It’s hard not to notice that a little bit of Christmas spirit has been sprinkled throughout the news for the last few weeks. “22-months of drought not drying out Christmas spirit.” “ASX responds to the Christmas spirit on short day of trades”. “Melbourne charities, cafes, churches capture Christmas spirit.” Wouldn’t it be great if the merriness lasted all year round? Here are a few aspects of the Christmas spirit that I’m going to try and maintain throughout the year:
Optimism and hope
As seen in the first article about drought, people seem to let their worries go and focus on the positives during the festive season. If only we could keep that sentiment all year round! Sure, we can’t pretend that problems don’t exist, but we can have a bit more faith that things are going to be okay.

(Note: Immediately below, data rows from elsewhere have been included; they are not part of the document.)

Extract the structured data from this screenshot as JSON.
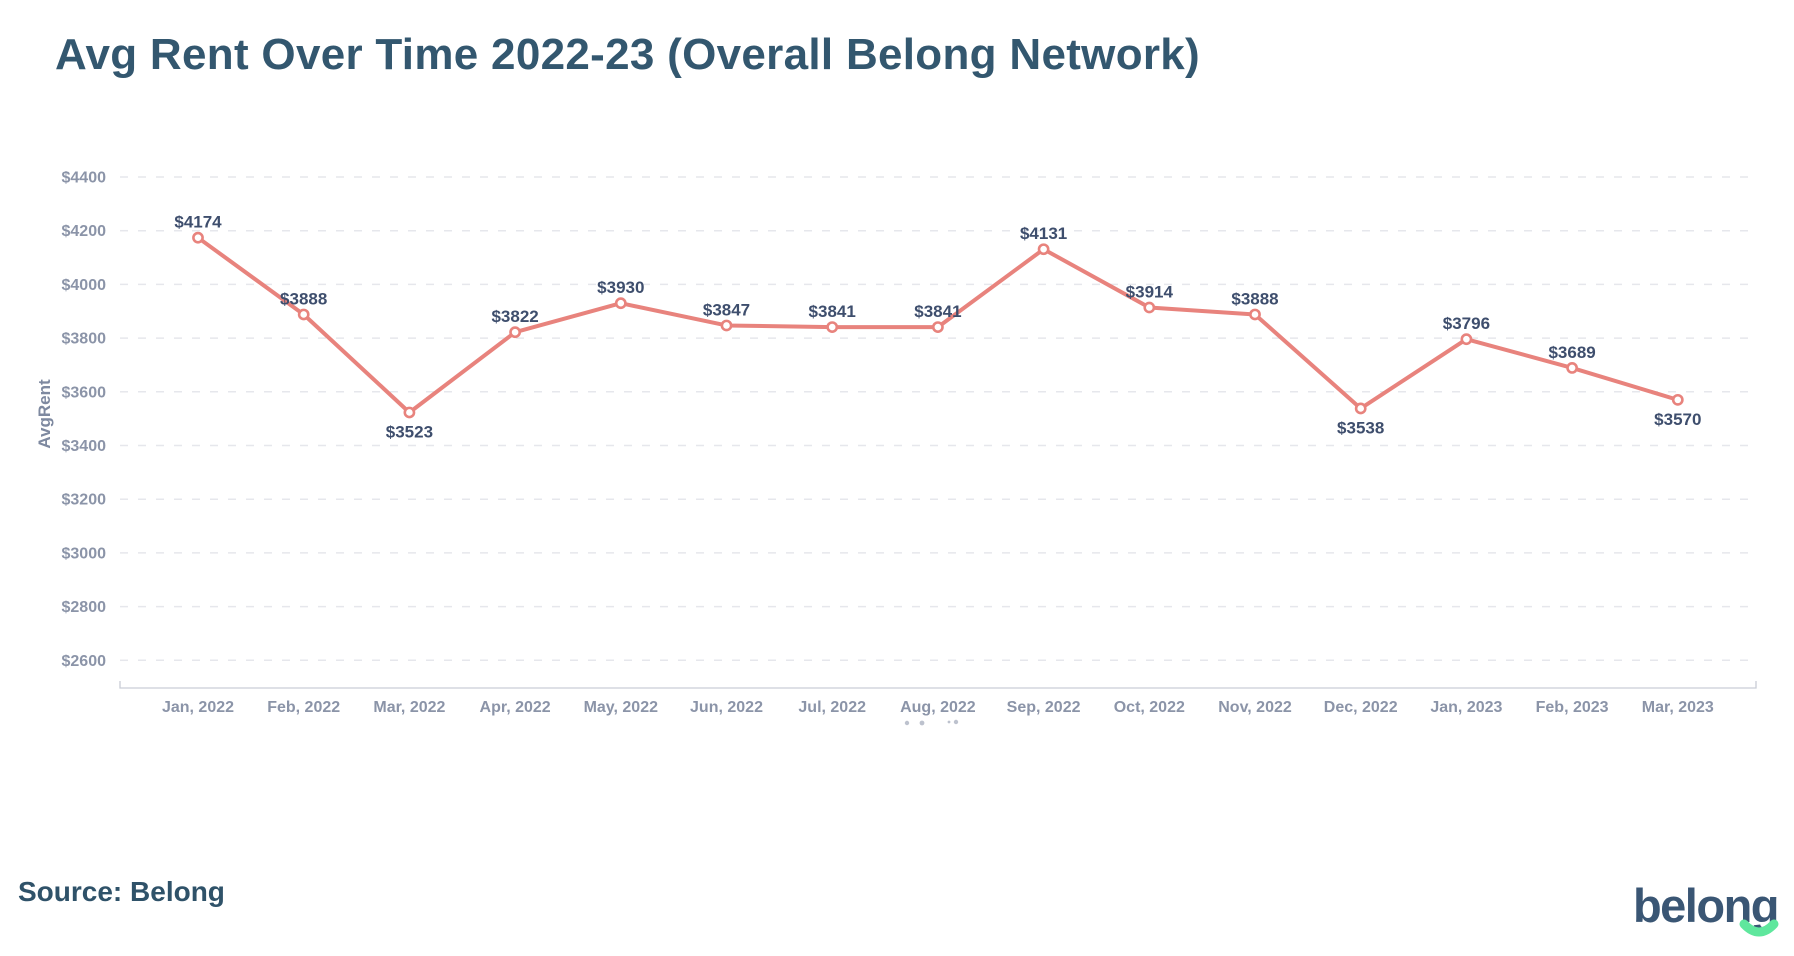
{
  "page": {
    "title": "Avg Rent Over Time 2022-23 (Overall Belong Network)",
    "source_label": "Source: Belong",
    "logo_text": "belong"
  },
  "colors": {
    "title_text": "#33576F",
    "line": "#E8837D",
    "marker_fill": "#FFFFFF",
    "data_label": "#3E4E6D",
    "axis_tick_text": "#8B94A8",
    "axis_title_text": "#7E89A0",
    "gridline": "#E6E7EC",
    "axis_line": "#C9CDD6",
    "logo_text": "#3A5674",
    "logo_smile": "#5FE79D",
    "artifact_dots": "#A7AEBD"
  },
  "chart_data": {
    "type": "line",
    "title": "Avg Rent Over Time 2022-23 (Overall Belong Network)",
    "xlabel": "",
    "ylabel": "AvgRent",
    "x": [
      "Jan, 2022",
      "Feb, 2022",
      "Mar, 2022",
      "Apr, 2022",
      "May, 2022",
      "Jun, 2022",
      "Jul, 2022",
      "Aug, 2022",
      "Sep, 2022",
      "Oct, 2022",
      "Nov, 2022",
      "Dec, 2022",
      "Jan, 2023",
      "Feb, 2023",
      "Mar, 2023"
    ],
    "series": [
      {
        "name": "AvgRent",
        "values": [
          4174,
          3888,
          3523,
          3822,
          3930,
          3847,
          3841,
          3841,
          4131,
          3914,
          3888,
          3538,
          3796,
          3689,
          3570
        ]
      }
    ],
    "data_label_prefix": "$",
    "data_labels": [
      "$4174",
      "$3888",
      "$3523",
      "$3822",
      "$3930",
      "$3847",
      "$3841",
      "$3841",
      "$4131",
      "$3914",
      "$3888",
      "$3538",
      "$3796",
      "$3689",
      "$3570"
    ],
    "label_side": [
      "above",
      "above",
      "below",
      "above",
      "above",
      "above",
      "above",
      "above",
      "above",
      "above",
      "above",
      "below",
      "above",
      "above",
      "below"
    ],
    "ylim": [
      2600,
      4400
    ],
    "ytick_step": 200,
    "ytick_prefix": "$",
    "ytick_labels": [
      "$2600",
      "$2800",
      "$3000",
      "$3200",
      "$3400",
      "$3600",
      "$3800",
      "$4000",
      "$4200",
      "$4400"
    ],
    "grid": "horizontal-dashed",
    "legend": "none",
    "marker": "open-circle"
  }
}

Generosity and remembering how good it feels to give
Giving can be tough, and yet at Christmas it seems simpler. It becomes more front-of-mind to start thinking about how we can make others happy, instead of keeping the focus on ourselves. This year, I was really touched by how the gifts I received were so thoughtful – friends and family had really taken time to consider what I needed or liked. It inspired me to be more aware of others’ needs this year, and putting the same thought into buying gifts rather than having a “let’s get this over and done with” mentality.
Coming together – spending time with loved ones
Over Christmas, seeing family and friends is much more relaxed than the rest of the year. Yes, there is more socialising to do, but I feel like I had more time and didn’t always have to rush off to my next appointment. I’d like to spend time better with my loved ones during the year too. How to practically achieve that is the hard bit – maybe it means spreading out my catch-ups, being a bit flexible with my time, and stopping to have a chat with the family when I get home instead of feeling the need to always be busy.
Being grateful for what we have
Did you ever notice that people seem to complain less around Christmas? We’re more aware of what we’re lucky to have – family, friends, the highlights of the year gone past – and we want to give back in the form of volunteering, donating to charity, or sending gifts to the less fortunate. Studies have shown that your level of happiness correlates to how thankful you are: wouldn’t it be great to be this appreciative, and therefore happier, for more than a few weeks a year?
This might just be me, but I get a lot of joy from the little things at Christmastime: upbeat carols playing at the shops and on the radio, lights twinkling on front porches, glimpses of decorated trees through house windows, well-wrapped gifts, beautiful nativity scenes, lots of sweet treats. Call me corny, but I’m sure I can find these little pops of joy in everyday life too. Stop and smell the roses? Yes, please.